BY ELLE SWEENEY
Elle Sweeney is a second year MA student at Johns Hopkins SAIS studying Conflict Management and International Development. She plans to pursue a career with the UN Refugee Agency working on sustainable solutions for migration challenges
There's nothing like the strong smell of fecal sludge to wake SAIS IDEV-ers up in the morning.
Professor Tanvi Nagpal led her annual field trip to Washington DC's Blue Plains Advanced Wastewater Treatment Plant as part of her course: "Improving Service Delivery in Developing Countries" this Fall semester. Blue Plains is one of the world's largest plants of its kind. On an average day, this treatment facility pipes in close to 300 million gallons of wastewater from five counties in the Washington D.C, Maryland, and Virginia area. According to the plant's expert guide, "That's enough poo-water to fill the Nationals Baseball Stadium!"
The field trip provides students with an up-close look into a highly improved sanitation system. As an industry leader, Blue Plains utilizes a complex three-tiered sterilization process, which includes physical treatment methods as well as chemical and biological ones. Not only does such an operation cleanse human excrement, it goes further, recycling useful products such as biosolids into organic fertilizers and extracting energy for electricity generation in what the plant calls its "Poop-to-Power" program. This year, Professor Nagpal and her students finished their tour with a fun exercise: guessing which of two glasses contained drinkable tap water and which contained treated wastewater. Only a couple of students guessed correctly, since the final product pumped out of Blue Plains is completely clear and odorless.

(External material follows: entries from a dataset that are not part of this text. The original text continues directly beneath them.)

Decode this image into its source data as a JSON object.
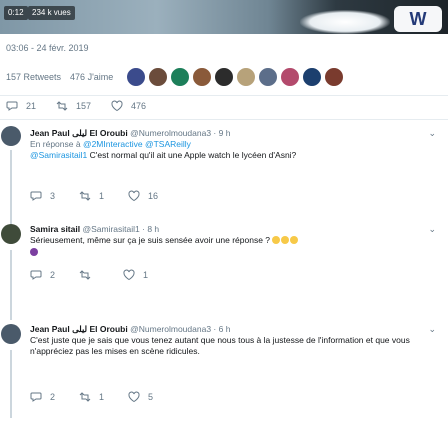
{
  "media": {
    "time_badge": "0:12",
    "views_badge": "234 k vues",
    "logo_text": "W"
  },
  "tweet": {
    "date": "03:06 - 24 févr. 2019",
    "retweets": "157 Retweets",
    "likes": "476 J'aime",
    "actions": {
      "replies": "21",
      "retweets": "157",
      "likes": "476"
    },
    "avatar_colors": [
      "#3b4b8c",
      "#6b4c3b",
      "#1d7f5a",
      "#8a5a3a",
      "#2c2c2c",
      "#b7a27a",
      "#5c6e8a",
      "#b34a6c",
      "#1c3f6e",
      "#7a3b2e"
    ]
  },
  "replies": [
    {
      "name": "Jean Paul ليلى El Oroubi",
      "handle": "@Numerolmoudana3",
      "time": "· 9 h",
      "in_reply_prefix": "En réponse à",
      "in_reply_links": "@2MInteractive @TSAReilly",
      "text_link": "@Samirasitail1",
      "text": " C'est normal qu'il ait une Apple watch le lycéen d'Asni?",
      "actions": {
        "replies": "3",
        "retweets": "1",
        "likes": "16"
      },
      "avatar_color": "#4a5a6a"
    },
    {
      "name": "Samira sitail",
      "handle": "@Samirasitail1",
      "time": "· 8 h",
      "text": "Sérieusement, même sur ça je suis sensée avoir une réponse ?",
      "actions": {
        "replies": "2",
        "retweets": "",
        "likes": "1"
      },
      "avatar_color": "#3f4b3a"
    },
    {
      "name": "Jean Paul ليلى El Oroubi",
      "handle": "@Numerolmoudana3",
      "time": "· 6 h",
      "text": "C'est juste que je sais que vous tenez autant que nous tous à la justesse de l'information et que vous n'appréciez pas les mises en scène ridicules.",
      "actions": {
        "replies": "2",
        "retweets": "1",
        "likes": "5"
      },
      "avatar_color": "#4a5a6a"
    }
  ]
}
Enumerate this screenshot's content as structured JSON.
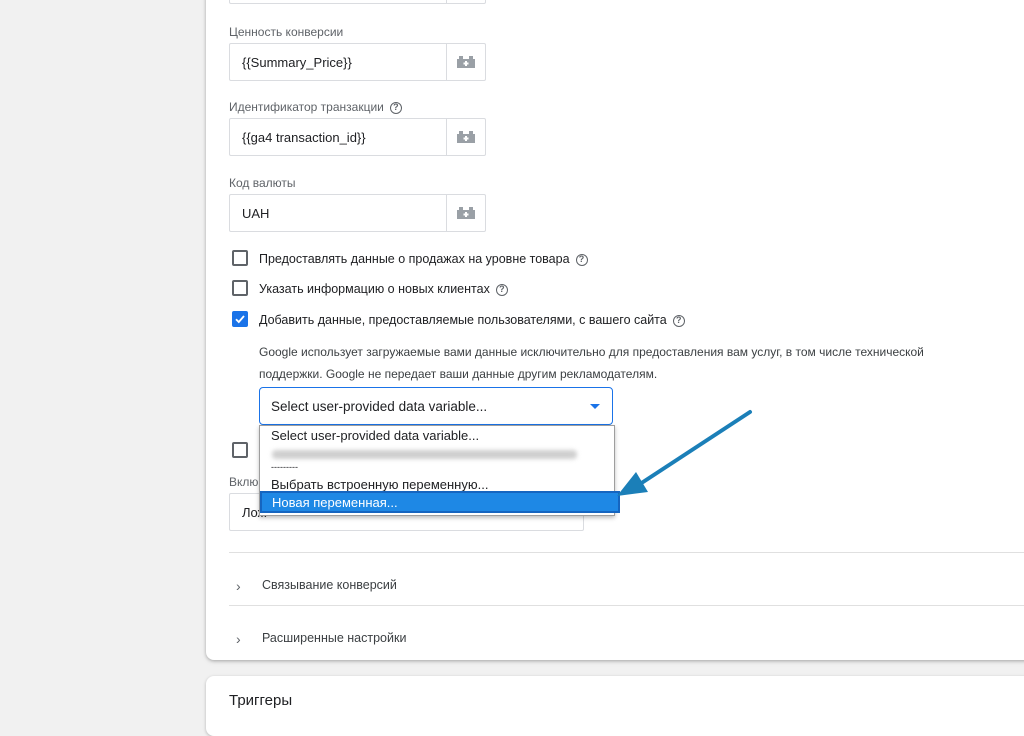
{
  "fields": {
    "conversion_value": {
      "label": "Ценность конверсии",
      "value": "{{Summary_Price}}"
    },
    "transaction_id": {
      "label": "Идентификатор транзакции",
      "value": "{{ga4 transaction_id}}"
    },
    "currency_code": {
      "label": "Код валюты",
      "value": "UAH"
    }
  },
  "help_glyph": "?",
  "checkboxes": [
    {
      "label": "Предоставлять данные о продажах на уровне товара",
      "checked": false
    },
    {
      "label": "Указать информацию о новых клиентах",
      "checked": false
    },
    {
      "label": "Добавить данные, предоставляемые пользователями, с вашего сайта",
      "checked": true
    }
  ],
  "user_data_description": "Google использует загружаемые вами данные исключительно для предоставления вам услуг, в том числе технической поддержки. Google не передает ваши данные другим рекламодателям.",
  "select": {
    "value": "Select user-provided data variable...",
    "options": [
      "Select user-provided data variable...",
      "---------",
      "Выбрать встроенную переменную...",
      "Новая переменная..."
    ]
  },
  "partially_hidden": {
    "label": "Вклю",
    "value": "Лож"
  },
  "sections": [
    {
      "label": "Связывание конверсий"
    },
    {
      "label": "Расширенные настройки"
    }
  ],
  "next_card": {
    "title": "Триггеры"
  },
  "colors": {
    "accent": "#1a73e8",
    "annotation_arrow": "#1b7fb8",
    "highlight": "#1e88e5"
  }
}
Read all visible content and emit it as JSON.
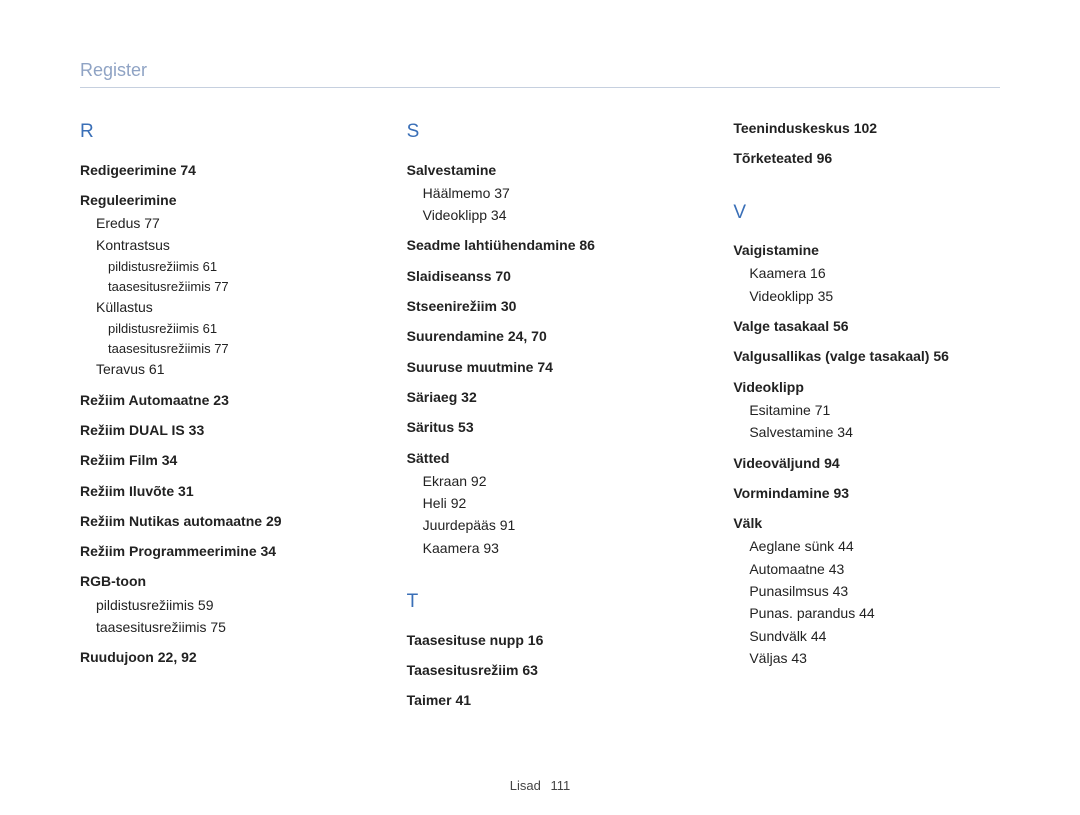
{
  "header": "Register",
  "footer": {
    "label": "Lisad",
    "page": "111"
  },
  "columns": [
    {
      "sections": [
        {
          "letter": "R",
          "entries": [
            {
              "label": "Redigeerimine",
              "pages": "74"
            },
            {
              "label": "Reguleerimine",
              "subs": [
                {
                  "label": "Eredus",
                  "pages": "77"
                },
                {
                  "label": "Kontrastsus",
                  "subs": [
                    {
                      "label": "pildistusrežiimis",
                      "pages": "61"
                    },
                    {
                      "label": "taasesitusrežiimis",
                      "pages": "77"
                    }
                  ]
                },
                {
                  "label": "Küllastus",
                  "subs": [
                    {
                      "label": "pildistusrežiimis",
                      "pages": "61"
                    },
                    {
                      "label": "taasesitusrežiimis",
                      "pages": "77"
                    }
                  ]
                },
                {
                  "label": "Teravus",
                  "pages": "61"
                }
              ]
            },
            {
              "label": "Režiim Automaatne",
              "pages": "23"
            },
            {
              "label": "Režiim DUAL IS",
              "pages": "33"
            },
            {
              "label": "Režiim Film",
              "pages": "34"
            },
            {
              "label": "Režiim Iluvõte",
              "pages": "31"
            },
            {
              "label": "Režiim Nutikas automaatne",
              "pages": "29"
            },
            {
              "label": "Režiim Programmeerimine",
              "pages": "34"
            },
            {
              "label": "RGB-toon",
              "subs": [
                {
                  "label": "pildistusrežiimis",
                  "pages": "59"
                },
                {
                  "label": "taasesitusrežiimis",
                  "pages": "75"
                }
              ]
            },
            {
              "label": "Ruudujoon",
              "pages": "22, 92"
            }
          ]
        }
      ]
    },
    {
      "sections": [
        {
          "letter": "S",
          "entries": [
            {
              "label": "Salvestamine",
              "subs": [
                {
                  "label": "Häälmemo",
                  "pages": "37"
                },
                {
                  "label": "Videoklipp",
                  "pages": "34"
                }
              ]
            },
            {
              "label": "Seadme lahtiühendamine",
              "pages": "86"
            },
            {
              "label": "Slaidiseanss",
              "pages": "70"
            },
            {
              "label": "Stseenirežiim",
              "pages": "30"
            },
            {
              "label": "Suurendamine",
              "pages": "24, 70"
            },
            {
              "label": "Suuruse muutmine",
              "pages": "74"
            },
            {
              "label": "Säriaeg",
              "pages": "32"
            },
            {
              "label": "Säritus",
              "pages": "53"
            },
            {
              "label": "Sätted",
              "subs": [
                {
                  "label": "Ekraan",
                  "pages": "92"
                },
                {
                  "label": "Heli",
                  "pages": "92"
                },
                {
                  "label": "Juurdepääs",
                  "pages": "91"
                },
                {
                  "label": "Kaamera",
                  "pages": "93"
                }
              ]
            }
          ]
        },
        {
          "letter": "T",
          "entries": [
            {
              "label": "Taasesituse nupp",
              "pages": "16"
            },
            {
              "label": "Taasesitusrežiim",
              "pages": "63"
            },
            {
              "label": "Taimer",
              "pages": "41"
            }
          ]
        }
      ]
    },
    {
      "sections": [
        {
          "entries": [
            {
              "label": "Teeninduskeskus",
              "pages": "102"
            },
            {
              "label": "Tõrketeated",
              "pages": "96"
            }
          ]
        },
        {
          "letter": "V",
          "entries": [
            {
              "label": "Vaigistamine",
              "subs": [
                {
                  "label": "Kaamera",
                  "pages": "16"
                },
                {
                  "label": "Videoklipp",
                  "pages": "35"
                }
              ]
            },
            {
              "label": "Valge tasakaal",
              "pages": "56"
            },
            {
              "label": "Valgusallikas (valge tasakaal)",
              "pages": "56"
            },
            {
              "label": "Videoklipp",
              "subs": [
                {
                  "label": "Esitamine",
                  "pages": "71"
                },
                {
                  "label": "Salvestamine",
                  "pages": "34"
                }
              ]
            },
            {
              "label": "Videoväljund",
              "pages": "94"
            },
            {
              "label": "Vormindamine",
              "pages": "93"
            },
            {
              "label": "Välk",
              "subs": [
                {
                  "label": "Aeglane sünk",
                  "pages": "44"
                },
                {
                  "label": "Automaatne",
                  "pages": "43"
                },
                {
                  "label": "Punasilmsus",
                  "pages": "43"
                },
                {
                  "label": "Punas. parandus",
                  "pages": "44"
                },
                {
                  "label": "Sundvälk",
                  "pages": "44"
                },
                {
                  "label": "Väljas",
                  "pages": "43"
                }
              ]
            }
          ]
        }
      ]
    }
  ]
}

Each year, the Blue Plains field trip provides an opportunity for SAIS students to better understand what the developed world "gets right" in terms of sanitation service delivery. In countries like the United States, fecal waste is hygienically separated from human contact in accordance with improved sanitation standards. Smartly-designed, efficiently-managed, and well-funded policies and programs make sure that all excreta flushed is properly treated and safely disposed. Such is not the case in most developing countries. While the Blue Plains field trip exposes SAIS students to a service delivery success story, in doing so, it also highlights the failures of sanitation provision in poorer parts of the globe. According to the United Nations, approximately 4.5 billion people lack safely managed sanitation services. Unsafe hygiene practices, such as open defecation or the use of inadequate communal latrines, are widespread in the Global South, and they compound the effects on people’s health. In such environments, exposed fecal matter is transferred back into the food and water resources, enabling the spread of serious diseases such as cholera. Beyond the community, the lack of effective waste disposal or sewerage systems contaminates ecosystems and contributes to disease pandemics.
Over the course of the semester, Professor Nagpal's class reviews the main challenges to effective and reliable service delivery in the developing world, not just for sanitation, but also for access to drinking water, solid waste management (i.e. trash), and public transportation. Students discuss the role of the state in service provision, why some services are harder to provide (or some populations more difficult to serve), and the problems specific to each sector. In turn, the class combs through the policies and programs used to address these challenges and works to figure out to what extent these solutions have been successful and why, and what approaches may work in the future.
Through lessons learned in courses such as Professor Nagpal's, as well from experiences like the Blue Plains tour, students at SAIS have the chance to gain a better understanding of contemporary global challenges such as basic service provision. And, from there, begin thinking of innovations - for instance, clearer incentives, stronger financing mechanisms, and better integration - that could work to address these critical gaps going forward. So long as the stench doesn't scare us all off!